Dar cabo de tudo isso foi necessário; um exorcismo o que viveu. Durante esse período da sua vida, sem critério de tempo, vivendo de sonho, que acaba.
Renata apenas se cansou daquilo tudo. Era necessário embeber, como música que finaliza o prelúdio da desconfiança criada.
Renata apenas voltou a se sentir uma. Foi sua solidão o que a tirou de todos os lugares e a jogou nela.
Ao som de divas cantarolando seus desamores, tão intensos e fatídicos. Morre como efeito de mulher de botequim carioca. Infarto fulminante - as unhas rasgam a pele da mão, depois de súbitos espasmos. Sozinha na cama.
Assim como se morre amor rompido. Sem nada que se possa fazer. Talvez um gole da garrafa de Rip Van Winkle fosse suficiente para apenas desaparecer.
Como música que desafina, mulher como todas as outras, assim como é porque é. Vivendo o futuro de todos, mas pra ela passado enterrado.
A porta trancada e o cigarro queimando conferem o tom dramático.
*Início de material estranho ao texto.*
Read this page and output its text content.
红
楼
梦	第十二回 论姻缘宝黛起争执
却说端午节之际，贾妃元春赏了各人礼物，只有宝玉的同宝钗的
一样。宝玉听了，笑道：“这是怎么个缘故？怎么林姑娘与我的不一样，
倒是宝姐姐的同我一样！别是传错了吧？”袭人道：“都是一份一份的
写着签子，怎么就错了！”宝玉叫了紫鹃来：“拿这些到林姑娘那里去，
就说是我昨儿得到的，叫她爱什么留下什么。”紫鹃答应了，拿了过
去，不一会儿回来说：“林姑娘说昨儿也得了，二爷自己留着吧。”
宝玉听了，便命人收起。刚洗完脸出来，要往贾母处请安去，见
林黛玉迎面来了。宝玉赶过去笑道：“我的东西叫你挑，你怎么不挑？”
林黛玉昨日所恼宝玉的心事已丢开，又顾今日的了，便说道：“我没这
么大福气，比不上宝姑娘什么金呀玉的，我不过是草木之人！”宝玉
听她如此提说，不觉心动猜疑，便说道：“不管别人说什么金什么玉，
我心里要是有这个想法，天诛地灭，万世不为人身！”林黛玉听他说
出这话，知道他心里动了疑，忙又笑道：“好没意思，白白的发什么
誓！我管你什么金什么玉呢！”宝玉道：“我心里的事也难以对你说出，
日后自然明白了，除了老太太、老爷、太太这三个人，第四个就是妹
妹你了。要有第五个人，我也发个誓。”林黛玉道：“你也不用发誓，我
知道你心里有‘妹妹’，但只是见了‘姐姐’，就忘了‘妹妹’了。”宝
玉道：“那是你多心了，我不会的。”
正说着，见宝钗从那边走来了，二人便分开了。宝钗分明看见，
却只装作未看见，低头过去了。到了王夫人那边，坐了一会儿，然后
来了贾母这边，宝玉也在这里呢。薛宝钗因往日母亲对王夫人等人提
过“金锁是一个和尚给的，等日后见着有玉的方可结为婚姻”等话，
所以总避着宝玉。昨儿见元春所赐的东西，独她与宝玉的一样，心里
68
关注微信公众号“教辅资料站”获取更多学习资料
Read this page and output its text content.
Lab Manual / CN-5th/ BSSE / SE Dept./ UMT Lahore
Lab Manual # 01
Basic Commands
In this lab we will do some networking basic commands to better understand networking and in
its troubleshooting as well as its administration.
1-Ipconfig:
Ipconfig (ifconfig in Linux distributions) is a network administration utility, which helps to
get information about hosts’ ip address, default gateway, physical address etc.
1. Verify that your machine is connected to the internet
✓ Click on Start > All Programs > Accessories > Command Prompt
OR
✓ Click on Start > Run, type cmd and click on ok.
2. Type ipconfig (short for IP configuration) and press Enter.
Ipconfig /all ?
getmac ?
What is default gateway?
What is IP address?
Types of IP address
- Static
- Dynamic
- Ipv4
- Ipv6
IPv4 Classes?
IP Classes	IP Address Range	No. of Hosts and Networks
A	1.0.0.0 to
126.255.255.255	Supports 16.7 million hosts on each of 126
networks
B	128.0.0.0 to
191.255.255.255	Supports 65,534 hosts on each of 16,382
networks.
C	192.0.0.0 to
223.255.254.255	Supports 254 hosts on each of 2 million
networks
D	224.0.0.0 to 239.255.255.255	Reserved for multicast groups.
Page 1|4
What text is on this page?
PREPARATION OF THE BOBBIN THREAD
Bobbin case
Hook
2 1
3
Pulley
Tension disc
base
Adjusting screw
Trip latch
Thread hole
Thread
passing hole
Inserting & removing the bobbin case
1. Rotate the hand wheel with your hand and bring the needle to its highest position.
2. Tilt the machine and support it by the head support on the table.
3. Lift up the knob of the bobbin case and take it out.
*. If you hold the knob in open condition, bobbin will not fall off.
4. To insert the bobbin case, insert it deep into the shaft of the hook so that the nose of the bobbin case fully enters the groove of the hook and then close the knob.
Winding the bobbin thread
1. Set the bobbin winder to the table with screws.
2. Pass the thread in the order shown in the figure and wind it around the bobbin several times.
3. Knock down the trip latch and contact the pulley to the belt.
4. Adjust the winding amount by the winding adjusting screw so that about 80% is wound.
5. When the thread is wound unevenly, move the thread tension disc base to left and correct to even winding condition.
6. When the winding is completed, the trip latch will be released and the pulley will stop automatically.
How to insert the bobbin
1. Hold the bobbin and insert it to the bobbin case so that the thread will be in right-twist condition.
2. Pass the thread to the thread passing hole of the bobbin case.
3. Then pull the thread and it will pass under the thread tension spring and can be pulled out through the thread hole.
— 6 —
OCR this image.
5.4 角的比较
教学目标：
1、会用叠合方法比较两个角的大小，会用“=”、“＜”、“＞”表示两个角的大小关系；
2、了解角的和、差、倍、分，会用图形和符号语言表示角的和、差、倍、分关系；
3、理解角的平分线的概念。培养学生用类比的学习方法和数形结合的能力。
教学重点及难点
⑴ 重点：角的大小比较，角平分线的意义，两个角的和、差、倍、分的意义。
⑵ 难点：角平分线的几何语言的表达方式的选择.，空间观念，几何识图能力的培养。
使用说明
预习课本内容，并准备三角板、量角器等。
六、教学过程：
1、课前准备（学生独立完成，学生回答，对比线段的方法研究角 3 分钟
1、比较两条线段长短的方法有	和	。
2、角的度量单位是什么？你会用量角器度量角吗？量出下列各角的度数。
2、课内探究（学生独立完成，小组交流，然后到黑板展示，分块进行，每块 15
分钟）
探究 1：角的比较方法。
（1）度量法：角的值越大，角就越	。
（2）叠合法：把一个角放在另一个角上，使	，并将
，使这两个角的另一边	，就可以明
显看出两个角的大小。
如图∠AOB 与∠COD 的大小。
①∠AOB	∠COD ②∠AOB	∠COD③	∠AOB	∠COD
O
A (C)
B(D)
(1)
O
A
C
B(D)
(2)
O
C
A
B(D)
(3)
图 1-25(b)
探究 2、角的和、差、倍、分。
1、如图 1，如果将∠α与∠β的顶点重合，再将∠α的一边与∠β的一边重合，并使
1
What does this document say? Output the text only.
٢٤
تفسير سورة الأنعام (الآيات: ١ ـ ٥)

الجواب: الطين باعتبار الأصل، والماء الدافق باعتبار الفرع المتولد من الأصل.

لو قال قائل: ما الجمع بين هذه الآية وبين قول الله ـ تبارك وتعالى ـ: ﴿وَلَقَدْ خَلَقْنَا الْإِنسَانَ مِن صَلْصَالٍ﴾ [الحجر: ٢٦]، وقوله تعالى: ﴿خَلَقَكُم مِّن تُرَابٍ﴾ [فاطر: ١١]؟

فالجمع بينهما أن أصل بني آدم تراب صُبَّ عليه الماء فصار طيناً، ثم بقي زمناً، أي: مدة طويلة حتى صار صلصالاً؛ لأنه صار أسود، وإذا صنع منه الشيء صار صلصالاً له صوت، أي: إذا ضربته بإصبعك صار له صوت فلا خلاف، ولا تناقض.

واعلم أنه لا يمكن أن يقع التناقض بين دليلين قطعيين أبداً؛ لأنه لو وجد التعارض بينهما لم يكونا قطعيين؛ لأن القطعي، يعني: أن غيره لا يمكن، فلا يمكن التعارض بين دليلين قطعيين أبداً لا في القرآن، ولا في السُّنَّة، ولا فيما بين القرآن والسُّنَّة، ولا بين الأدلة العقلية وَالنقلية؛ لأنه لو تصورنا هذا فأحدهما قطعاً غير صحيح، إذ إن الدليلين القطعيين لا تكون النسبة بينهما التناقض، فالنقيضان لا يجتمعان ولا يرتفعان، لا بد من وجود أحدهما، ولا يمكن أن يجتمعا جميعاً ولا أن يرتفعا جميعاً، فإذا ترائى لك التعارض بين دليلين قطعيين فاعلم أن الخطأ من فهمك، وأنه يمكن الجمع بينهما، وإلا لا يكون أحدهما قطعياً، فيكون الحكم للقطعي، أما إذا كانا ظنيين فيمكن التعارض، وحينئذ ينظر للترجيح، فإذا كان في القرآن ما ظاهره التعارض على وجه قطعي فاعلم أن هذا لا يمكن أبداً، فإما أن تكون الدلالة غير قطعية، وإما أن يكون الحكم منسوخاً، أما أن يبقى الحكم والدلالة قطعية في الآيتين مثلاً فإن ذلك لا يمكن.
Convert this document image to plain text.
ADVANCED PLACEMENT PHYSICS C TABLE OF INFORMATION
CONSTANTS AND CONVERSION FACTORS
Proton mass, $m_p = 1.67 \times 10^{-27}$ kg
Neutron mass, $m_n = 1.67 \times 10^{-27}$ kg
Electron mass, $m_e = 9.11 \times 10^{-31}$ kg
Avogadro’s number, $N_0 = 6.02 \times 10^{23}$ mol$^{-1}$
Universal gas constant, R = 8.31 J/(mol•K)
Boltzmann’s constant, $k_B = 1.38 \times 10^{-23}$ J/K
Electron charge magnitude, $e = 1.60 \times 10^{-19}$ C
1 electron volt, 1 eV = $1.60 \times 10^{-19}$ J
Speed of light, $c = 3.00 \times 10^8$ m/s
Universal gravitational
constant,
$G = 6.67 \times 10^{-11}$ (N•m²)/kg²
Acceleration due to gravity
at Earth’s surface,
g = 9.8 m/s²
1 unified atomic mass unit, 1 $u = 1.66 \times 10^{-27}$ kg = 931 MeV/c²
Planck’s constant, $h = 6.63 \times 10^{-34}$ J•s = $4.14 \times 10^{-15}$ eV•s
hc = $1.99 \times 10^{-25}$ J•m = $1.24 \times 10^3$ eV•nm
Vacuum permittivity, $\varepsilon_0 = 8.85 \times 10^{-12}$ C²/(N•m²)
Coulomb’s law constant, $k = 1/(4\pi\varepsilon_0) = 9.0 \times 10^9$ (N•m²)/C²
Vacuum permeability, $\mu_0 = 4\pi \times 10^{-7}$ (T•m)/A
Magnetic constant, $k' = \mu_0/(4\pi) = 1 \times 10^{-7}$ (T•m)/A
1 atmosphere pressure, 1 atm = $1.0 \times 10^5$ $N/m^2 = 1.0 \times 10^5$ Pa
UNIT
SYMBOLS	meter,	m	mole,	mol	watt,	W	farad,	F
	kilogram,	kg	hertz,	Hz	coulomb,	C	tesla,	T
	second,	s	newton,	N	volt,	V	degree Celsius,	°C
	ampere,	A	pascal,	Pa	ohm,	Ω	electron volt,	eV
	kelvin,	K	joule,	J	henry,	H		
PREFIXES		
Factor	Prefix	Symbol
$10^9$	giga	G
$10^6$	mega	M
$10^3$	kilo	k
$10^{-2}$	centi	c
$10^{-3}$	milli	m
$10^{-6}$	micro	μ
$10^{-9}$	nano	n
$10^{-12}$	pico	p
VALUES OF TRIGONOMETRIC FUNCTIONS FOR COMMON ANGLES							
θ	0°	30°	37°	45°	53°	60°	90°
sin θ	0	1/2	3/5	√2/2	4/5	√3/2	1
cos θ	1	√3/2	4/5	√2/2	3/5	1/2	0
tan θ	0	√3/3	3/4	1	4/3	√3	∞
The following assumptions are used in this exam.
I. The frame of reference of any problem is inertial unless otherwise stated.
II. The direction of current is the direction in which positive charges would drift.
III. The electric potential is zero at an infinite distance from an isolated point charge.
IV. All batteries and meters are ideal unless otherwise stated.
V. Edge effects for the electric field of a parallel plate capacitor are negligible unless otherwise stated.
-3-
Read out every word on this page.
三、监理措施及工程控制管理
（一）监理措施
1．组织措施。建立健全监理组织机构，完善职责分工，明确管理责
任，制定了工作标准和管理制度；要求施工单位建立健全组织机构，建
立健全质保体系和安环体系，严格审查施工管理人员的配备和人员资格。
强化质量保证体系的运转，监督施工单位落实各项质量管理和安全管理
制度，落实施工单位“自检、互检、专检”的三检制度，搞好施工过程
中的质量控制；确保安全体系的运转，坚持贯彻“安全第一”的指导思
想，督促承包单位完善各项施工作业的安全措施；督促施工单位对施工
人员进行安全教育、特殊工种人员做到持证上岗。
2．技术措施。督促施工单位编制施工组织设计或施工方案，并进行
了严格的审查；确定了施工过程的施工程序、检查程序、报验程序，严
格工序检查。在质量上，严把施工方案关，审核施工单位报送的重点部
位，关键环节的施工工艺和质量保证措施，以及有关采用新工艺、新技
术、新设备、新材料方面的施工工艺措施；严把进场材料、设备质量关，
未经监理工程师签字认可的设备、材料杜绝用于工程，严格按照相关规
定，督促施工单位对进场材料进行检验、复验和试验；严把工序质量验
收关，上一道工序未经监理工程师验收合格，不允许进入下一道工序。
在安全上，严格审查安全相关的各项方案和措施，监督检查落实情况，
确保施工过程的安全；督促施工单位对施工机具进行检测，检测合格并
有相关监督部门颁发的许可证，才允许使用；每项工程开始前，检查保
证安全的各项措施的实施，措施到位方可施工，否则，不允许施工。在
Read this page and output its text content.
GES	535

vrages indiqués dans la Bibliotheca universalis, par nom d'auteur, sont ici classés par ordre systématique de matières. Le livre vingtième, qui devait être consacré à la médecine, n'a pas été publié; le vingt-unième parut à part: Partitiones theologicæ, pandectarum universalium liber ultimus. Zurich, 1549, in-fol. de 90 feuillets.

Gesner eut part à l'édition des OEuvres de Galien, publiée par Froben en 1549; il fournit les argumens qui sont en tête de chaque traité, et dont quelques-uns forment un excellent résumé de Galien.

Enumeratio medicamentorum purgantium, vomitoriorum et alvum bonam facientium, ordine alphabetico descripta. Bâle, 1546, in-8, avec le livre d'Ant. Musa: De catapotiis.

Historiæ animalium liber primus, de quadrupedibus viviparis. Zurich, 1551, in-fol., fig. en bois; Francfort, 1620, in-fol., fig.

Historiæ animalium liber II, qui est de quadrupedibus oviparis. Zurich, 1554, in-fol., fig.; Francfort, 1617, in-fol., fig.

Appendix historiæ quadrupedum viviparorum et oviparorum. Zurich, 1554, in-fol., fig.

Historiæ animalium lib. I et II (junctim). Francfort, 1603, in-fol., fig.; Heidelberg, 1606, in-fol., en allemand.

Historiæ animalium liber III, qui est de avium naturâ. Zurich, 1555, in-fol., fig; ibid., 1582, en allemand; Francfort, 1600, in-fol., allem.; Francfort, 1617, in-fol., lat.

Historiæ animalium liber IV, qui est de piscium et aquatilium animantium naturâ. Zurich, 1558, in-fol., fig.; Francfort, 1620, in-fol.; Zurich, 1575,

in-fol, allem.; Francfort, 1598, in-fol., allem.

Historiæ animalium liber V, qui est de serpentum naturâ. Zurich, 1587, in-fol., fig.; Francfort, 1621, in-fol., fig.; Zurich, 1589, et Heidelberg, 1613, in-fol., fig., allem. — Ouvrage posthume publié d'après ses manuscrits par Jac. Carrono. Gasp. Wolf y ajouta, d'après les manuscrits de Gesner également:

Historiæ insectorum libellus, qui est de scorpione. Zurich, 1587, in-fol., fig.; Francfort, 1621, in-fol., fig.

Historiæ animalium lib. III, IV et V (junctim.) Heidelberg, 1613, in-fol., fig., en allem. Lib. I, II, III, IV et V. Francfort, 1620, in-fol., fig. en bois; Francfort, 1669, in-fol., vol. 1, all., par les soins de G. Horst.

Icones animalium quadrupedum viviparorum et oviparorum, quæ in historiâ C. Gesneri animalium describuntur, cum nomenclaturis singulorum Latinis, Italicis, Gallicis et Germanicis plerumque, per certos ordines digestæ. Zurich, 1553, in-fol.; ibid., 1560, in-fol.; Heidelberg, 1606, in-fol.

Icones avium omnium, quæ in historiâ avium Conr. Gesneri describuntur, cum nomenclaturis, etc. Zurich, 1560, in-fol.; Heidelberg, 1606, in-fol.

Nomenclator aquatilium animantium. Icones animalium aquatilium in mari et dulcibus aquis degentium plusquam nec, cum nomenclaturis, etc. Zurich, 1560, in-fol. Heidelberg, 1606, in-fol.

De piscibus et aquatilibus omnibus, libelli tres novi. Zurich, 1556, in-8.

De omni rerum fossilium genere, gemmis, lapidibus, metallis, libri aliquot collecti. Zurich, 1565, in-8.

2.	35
A feia mordida no lábio sangra a morte amarga.

4 comentários:

Amanda disse...
Este comentário foi removido pelo autor.
Amanda disse...

poxa, desta vez terei de fazer um comentario: vc morde e quase e me mata! na verdade a renata sempre me morde - tenazmente - mas desta vez ela quase me mata. parabens, bia! sou sua fa! vc mte suspira e e' inspiradora. - ahhh ...!!! - continue a nos arrancar estes suspiros.

Bia Pupin disse...

Que delícia Amanda!
É que eu tb fui mordida pela Renata- era matar ou morrer!rs
Obrigada!

Tilzão disse...

Nossa Bia, não sabia desses seus dotes artísticos... Como havia lhe dito, tem muita dor aflorando na Renata, me lembrou uma dor imensa que a gente sente ao ler "Os Mandarins" da Simone de Beauvoir. Ali uma das personagens (a própria Simone) Anne Dubreuilh no final repassa tanta dor, que deixa a gente numa sensação pra lá de down... Mas ó, só fez lembrar... Aqui ainda tem perspectiva, e penso que isso é bom... Beijos.